Hi
I try to set up some traffic rules for IPv6. As I don't have a static prefix I thought of entering an address with negative prefix like ::xxx:xxx:xxx/-64. I think I ahve seen something like this, but LuCi doesn't accept it.
Any idea how to solve this?
You could set up the firewall rules with uci on the command line.
Example for opening TCP port 9990 for IPv6 interface ID ::1:22:333:4444:
name=ipv6_rule_name # TODO Your firewall rule name
uci set "firewall.$name"="rule"
uci set "firewall.$name".name="$name"
uci set "firewall.$name".target="ACCEPT"
uci set "firewall.$name".src="wan"
uci set "firewall.$name".dest="lan"
uci set "firewall.$name".proto="tcp" # TODO Or "udp" for UDP, maybe "tcp udp" for both
uci set "firewall.$name".family="ipv6"
uci set "firewall.$name".src_dport="9990" # TODO Incoming port, "9990:9999" for a port range
uci set "firewall.$name".dest_ip="::1:22:333:4444/-64" # TODO Your IPv6 interface identifier
uci set "firewall.$name".dest_port="9990" # TODO Destination port, "9990:9999" for a port range
uci commit firewall
This did the trick for me, but I only tested it with matching incoming and destination ports, and only with either .proto="tcp" or .proto="udp".
Watch out, it is .src_dport="9990", not .src_port="9990".

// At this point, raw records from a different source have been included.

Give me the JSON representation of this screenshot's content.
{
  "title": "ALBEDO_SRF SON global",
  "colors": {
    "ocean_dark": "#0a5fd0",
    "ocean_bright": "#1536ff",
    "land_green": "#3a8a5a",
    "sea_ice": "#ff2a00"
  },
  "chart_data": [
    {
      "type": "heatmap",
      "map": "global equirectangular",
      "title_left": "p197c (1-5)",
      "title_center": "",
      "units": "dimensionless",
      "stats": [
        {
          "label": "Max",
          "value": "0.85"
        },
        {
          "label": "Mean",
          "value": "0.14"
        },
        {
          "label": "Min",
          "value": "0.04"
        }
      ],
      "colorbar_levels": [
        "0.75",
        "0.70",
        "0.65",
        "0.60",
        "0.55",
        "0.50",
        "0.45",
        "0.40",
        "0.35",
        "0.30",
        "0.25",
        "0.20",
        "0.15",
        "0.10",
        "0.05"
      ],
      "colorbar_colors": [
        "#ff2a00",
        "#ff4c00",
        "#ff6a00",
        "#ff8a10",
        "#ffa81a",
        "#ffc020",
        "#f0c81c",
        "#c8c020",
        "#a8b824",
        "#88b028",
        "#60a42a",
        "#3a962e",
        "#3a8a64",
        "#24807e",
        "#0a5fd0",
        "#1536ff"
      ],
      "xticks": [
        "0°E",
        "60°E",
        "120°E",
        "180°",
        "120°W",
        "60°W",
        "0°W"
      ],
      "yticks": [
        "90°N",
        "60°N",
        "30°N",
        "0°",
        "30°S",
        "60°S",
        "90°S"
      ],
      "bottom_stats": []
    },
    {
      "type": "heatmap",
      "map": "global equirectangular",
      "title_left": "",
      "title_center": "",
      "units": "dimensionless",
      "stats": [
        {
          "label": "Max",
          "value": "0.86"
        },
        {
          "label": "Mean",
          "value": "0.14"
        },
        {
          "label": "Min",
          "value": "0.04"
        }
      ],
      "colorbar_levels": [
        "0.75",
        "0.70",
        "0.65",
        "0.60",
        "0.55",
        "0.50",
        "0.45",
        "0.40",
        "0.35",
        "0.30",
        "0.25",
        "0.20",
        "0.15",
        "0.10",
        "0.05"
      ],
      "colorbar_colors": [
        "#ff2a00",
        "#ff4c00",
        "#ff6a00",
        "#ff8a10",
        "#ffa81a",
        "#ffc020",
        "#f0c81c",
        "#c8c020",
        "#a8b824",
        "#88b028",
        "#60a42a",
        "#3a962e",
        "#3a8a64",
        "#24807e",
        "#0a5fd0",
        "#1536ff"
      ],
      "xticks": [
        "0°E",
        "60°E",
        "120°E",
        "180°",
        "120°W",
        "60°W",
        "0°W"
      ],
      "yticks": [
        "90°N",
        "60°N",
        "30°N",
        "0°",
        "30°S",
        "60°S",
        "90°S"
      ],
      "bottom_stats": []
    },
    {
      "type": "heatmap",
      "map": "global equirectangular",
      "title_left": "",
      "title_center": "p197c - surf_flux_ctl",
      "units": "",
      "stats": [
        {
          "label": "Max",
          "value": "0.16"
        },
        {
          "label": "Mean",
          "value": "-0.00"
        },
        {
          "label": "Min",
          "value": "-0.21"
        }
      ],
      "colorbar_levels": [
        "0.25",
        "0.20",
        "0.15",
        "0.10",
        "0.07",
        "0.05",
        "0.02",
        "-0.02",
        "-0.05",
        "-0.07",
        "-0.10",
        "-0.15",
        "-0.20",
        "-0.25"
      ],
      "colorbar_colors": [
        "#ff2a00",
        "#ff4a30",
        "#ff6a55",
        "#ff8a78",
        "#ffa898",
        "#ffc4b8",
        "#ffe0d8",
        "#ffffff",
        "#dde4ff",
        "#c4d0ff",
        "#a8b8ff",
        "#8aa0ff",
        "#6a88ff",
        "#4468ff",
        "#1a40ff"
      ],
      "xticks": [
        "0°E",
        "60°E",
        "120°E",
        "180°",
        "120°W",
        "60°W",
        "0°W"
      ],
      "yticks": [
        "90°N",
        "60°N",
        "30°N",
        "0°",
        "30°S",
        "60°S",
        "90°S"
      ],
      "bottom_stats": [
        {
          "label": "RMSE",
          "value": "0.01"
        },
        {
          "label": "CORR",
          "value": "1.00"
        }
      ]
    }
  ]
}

I tried to set it with LuCi and it didn't work. I'd like to have the interface identifer plus the network id minus prefix (/48). At the moment it looks like:
config rule
option dest_port '5060'
option src 'wan'
option name 'Sipgate(SIP)'
option dest 'IoT'
list dest_ip '::44:2e3a:fdff:fe09:614b'
list dest_ip '192.168.44.206'
option target 'ACCEPT'
So I assume it would be:
list dest_ip '::44:2e3a:fdff:fe09:614b/-80'
Correct?
Use ::ffff:ffff:ffff:ffff instead of -64 - that should work with LuCI too
I would suppose so, for the IPv6 and mask part.
I have no idea if you can use lists here.
Also, I do not think this rule is the place where you can set IPv4 forwarding, you would need a separate DNAT redirect for that.
A few days ago I had to work out how to forward IPv4 and IPv6 connections, and I wrote it down here at chapters 7.g) and 7.h). Maybe these examples are of some help.
Regarding your IPv6 and mask, chapter 1.1 of this RFC indicates that a positive mask number means "the first n bits", so I am inclined to assume a negative number means "the last n bits".
From that I also assume that the masked address bits (i.e. the ones where the corresponding mask bit is 1) are the ones that are tested, and the others are ignored.
As @jow already pointed out, you can alternatively supply the mask in the same hexadecimal notation as the address. See also this comment on this superuser.com answer.
If it still does not work, maybe you need to set src_dport=5060? Otherwise it looks to me as if you want to route?/forward? all incoming connections (any port) to your destination at port 5060.
I have never tried anything like this, and I do not know if it makes sense.
using /::ffff:ffff:ffff:ffff notation worked with LuCi.
I got it solved for me with getting a static prefix which allows me to simly use the address without any mask for the rules.
This topic was automatically closed 10 days after the last reply. New replies are no longer allowed.